Во рту в Барбера пересохло, он поднялся, выпил два стакана воды. Потом заставил себя сесть на стул, сжал руки в кулаки, чтобы изгнать из них дрожь. Если что-то случится, если он не сможет выполнить задание… Если деньги пропадут, а он останется жив. Смит не похож на убийцу, но кто знает, как нынче выглядят убийцы. И кто знает, с кем он повязан? Мои коллеги, как назвал их Смит, которые станут и его коллегами. Богатый египтянин, несколько человек на старой взлетно-посадочной полосе в пустыне, люди, которые зажгут сигнальные огни неподалеку от Канн… Сколько у него будет коллег, тайком пересекающих границы, нелегально перевозящих из страны в страну оружие и золото, переживших войну, тюрьмы, депортации?
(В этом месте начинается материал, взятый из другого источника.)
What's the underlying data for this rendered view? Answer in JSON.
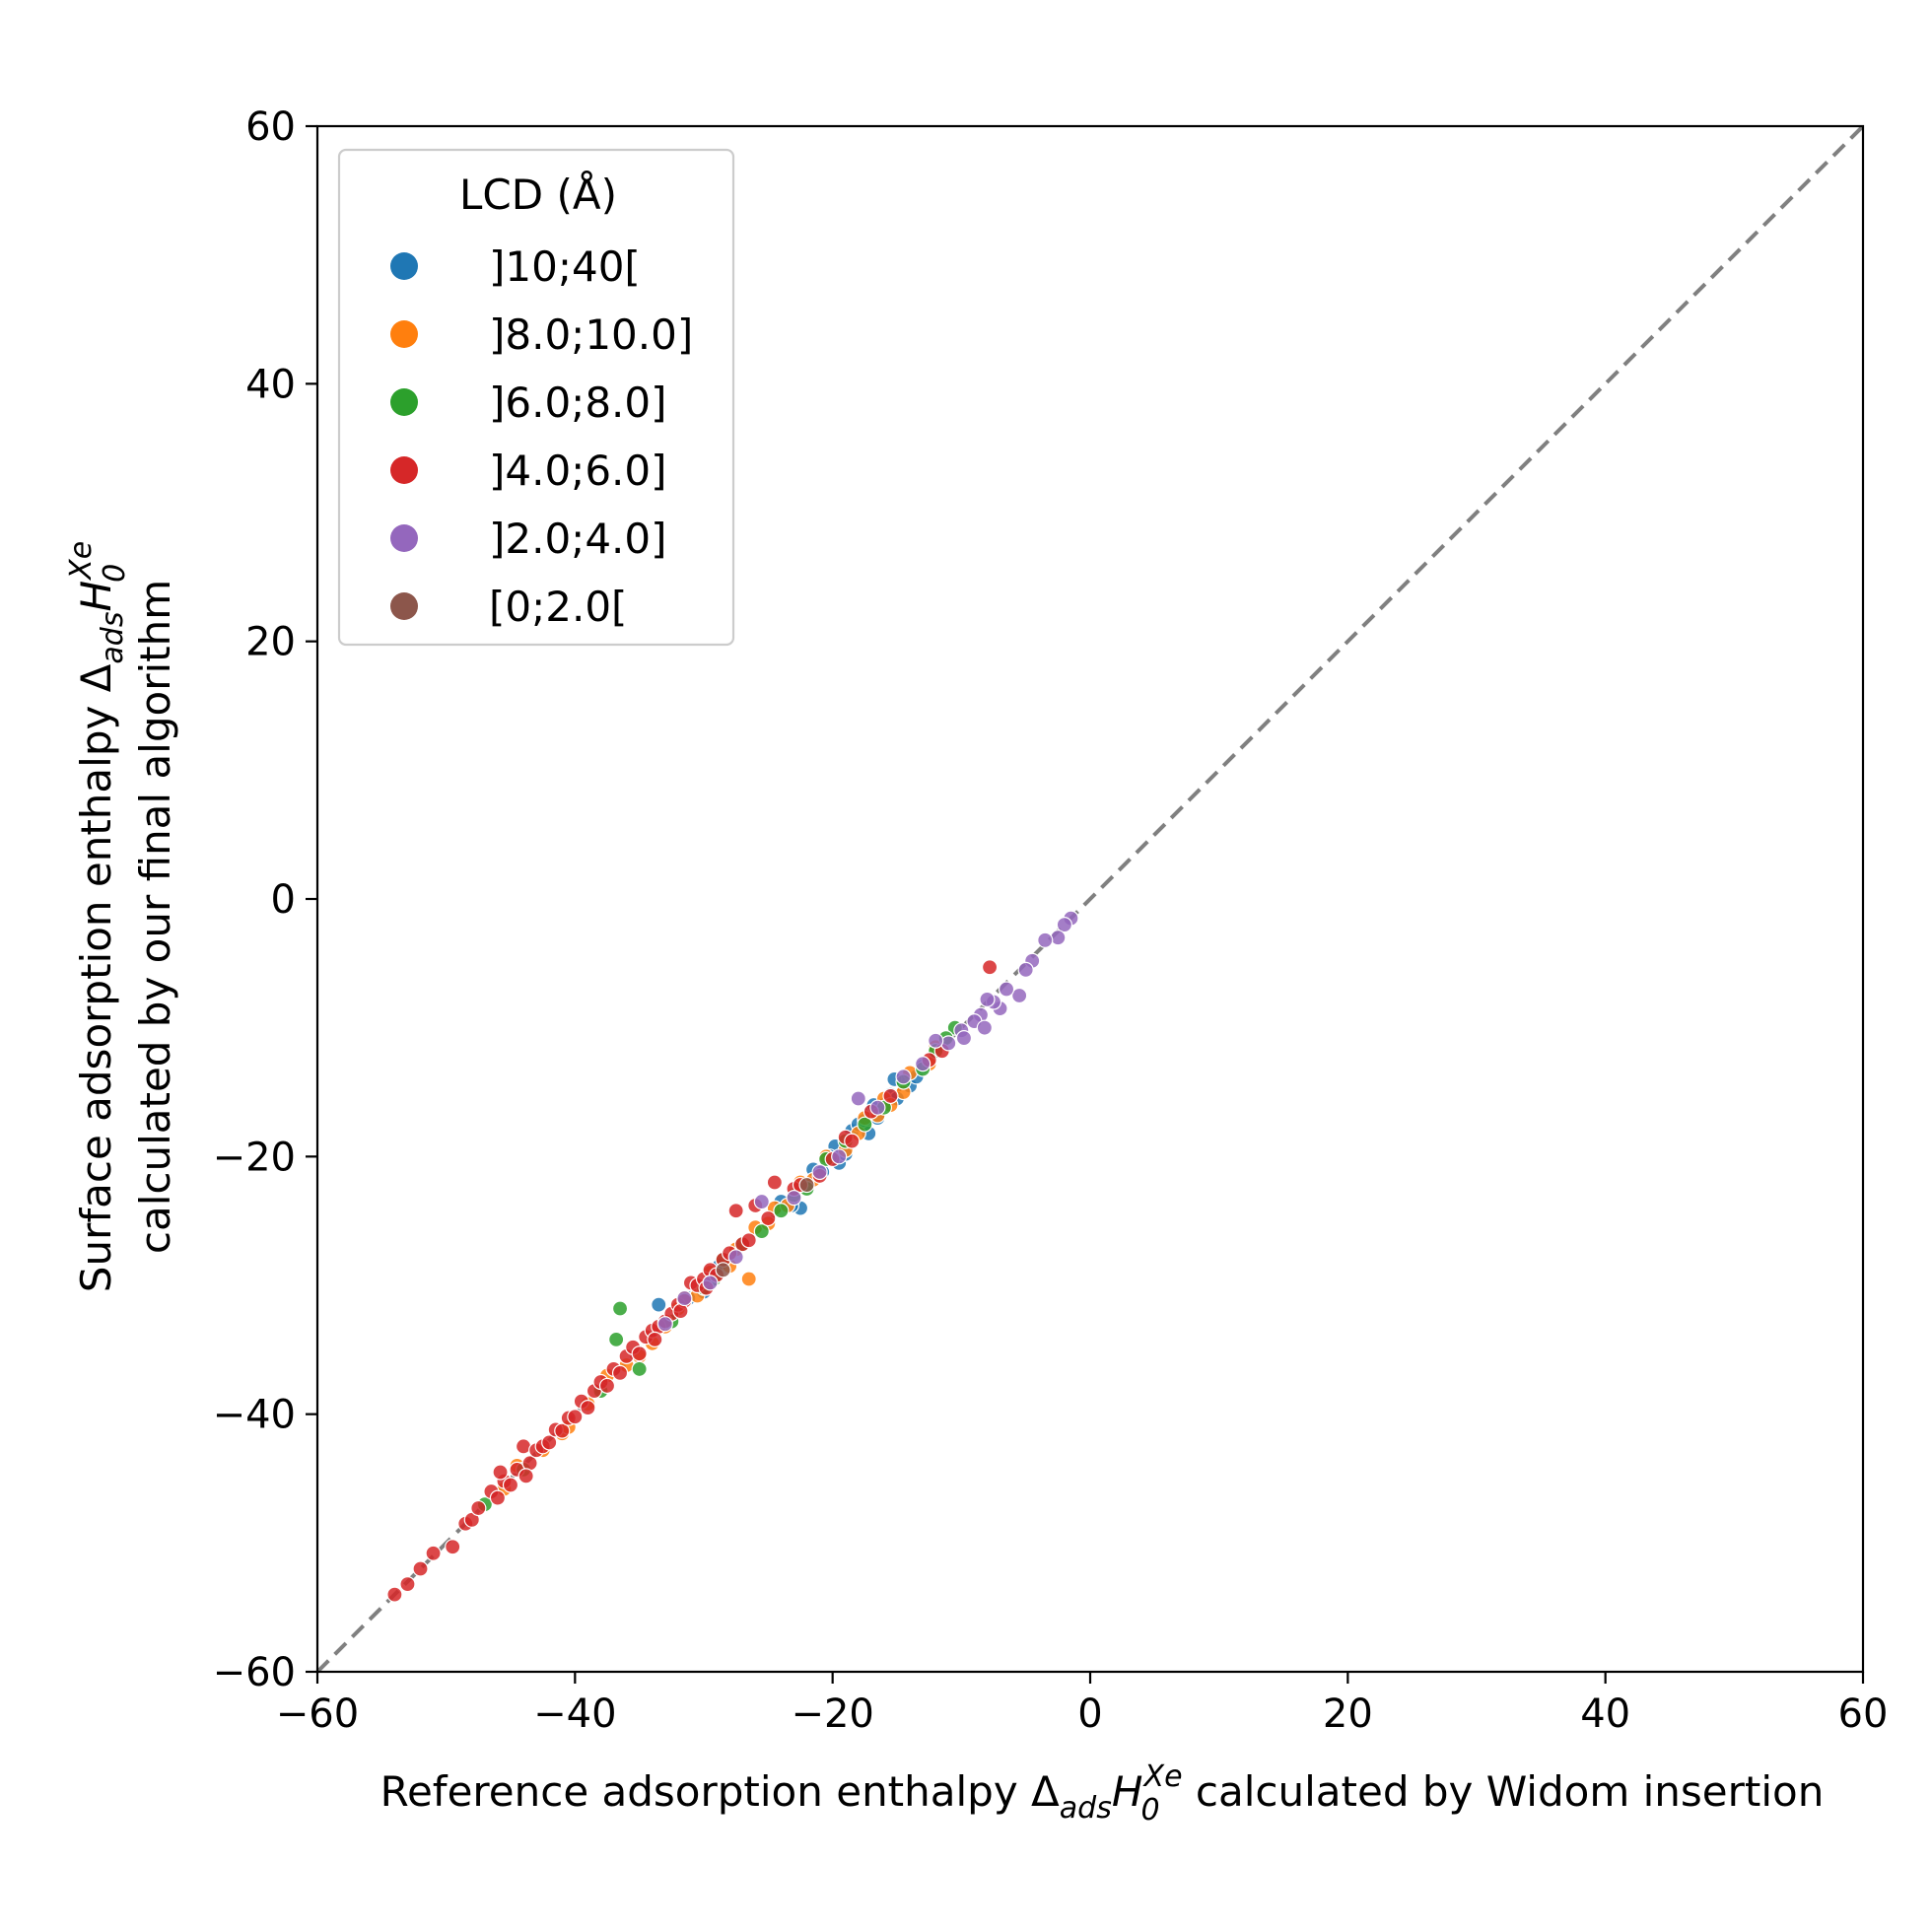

Он увидит их мельком, то ли под ярким африканским солнцем, то ли в укрытой мраком ложбине меж французских холмов, он не сможет оценить их надежность и порядочность, но от них будет зависеть его жизнь, предательство любого может обернуться для него тюрьмой или полицейской пулей…
Он вскочил, быстро оделся, вышел в коридор, заперев за собой дверь. Не мог он больше сидеть в холодном, неприбранном номере и смотреть на карты.
Несколько часов бесцельно слонялся по улицам, глядя на витрины и думая о том, что бы он мог купить, имея деньги. Один раз поймал на себе взгляд полисмена. Повернулся, посмотрел на него, маленького, со злым лицом, узенькой полоской усов. Вспомнил истории о том, что они проделывали с задержанными в камерах местных префер. Американский паспорт не спасет, если тебя задержат с пятьюстами тысячами английских фунтов.
Впервые в жизни, думал Барбер, шагая в толпе пешеходов, я серьезно рассматриваю возможность преступить закон. Если его что-то и удивляло, так это собственное спокойствие. Хотелось бы понять, почему. Наверное, влияние фильмов и газет, решил он. С преступлением свыкаешься, когда оно становится более человечным, более доступным. Об этом как-то не думаешь, а потом, раз, и оно входит в твою жизнь и ты понимаешь. Что подсознательно уже смирился с тем, что сама идея преступления — неотъемлемая часть повседневности. И полицейские, думал Барбер, должно быть, об этом знают, глядя на мир со стороны закона. Они смотрят на проходящих мимо пешеходов, с обычными, ничем не примечательными лицами, видят, что этим людям рукой подать до воровства и убийства, и осознание этого сводит их с ума. Естественно, им хочется арестовать всех и каждого.
* * * Когда Барбер наблюдал за разминкой лошадей перед шестым забегом, его легонько похлопали по плечу.
— Привет, Берти, — он не повернул головы.
— Извини, что опоздал, Смит облокотился о поручень ограждения рядом с Барбером. — Ты уже подумал, что я не приду?
— Что слышно от жокея? — спросил Бар.
Смит подозрительно огляделся, потом его губы изогнулись в улыбке.
— Жокей уверен в победе. Сам поставил на себя.
— Который?
— Номер пять.
Барбер нашел номера пять. Гнедая кобылка с грациозной шеей и благородной головой. Грива и хвост заплетены, шерсть вычищена до блеска. Она переступала с ноги на ногу, но определенно не нервничала. На уродливом лице жокея, мужчины лет под сорок, выделялся длинный французский нос. Передних зубов не было. На уши он натянул темно-бордовую жокейку. Его белая рубашка пестрела звездами того же цвета.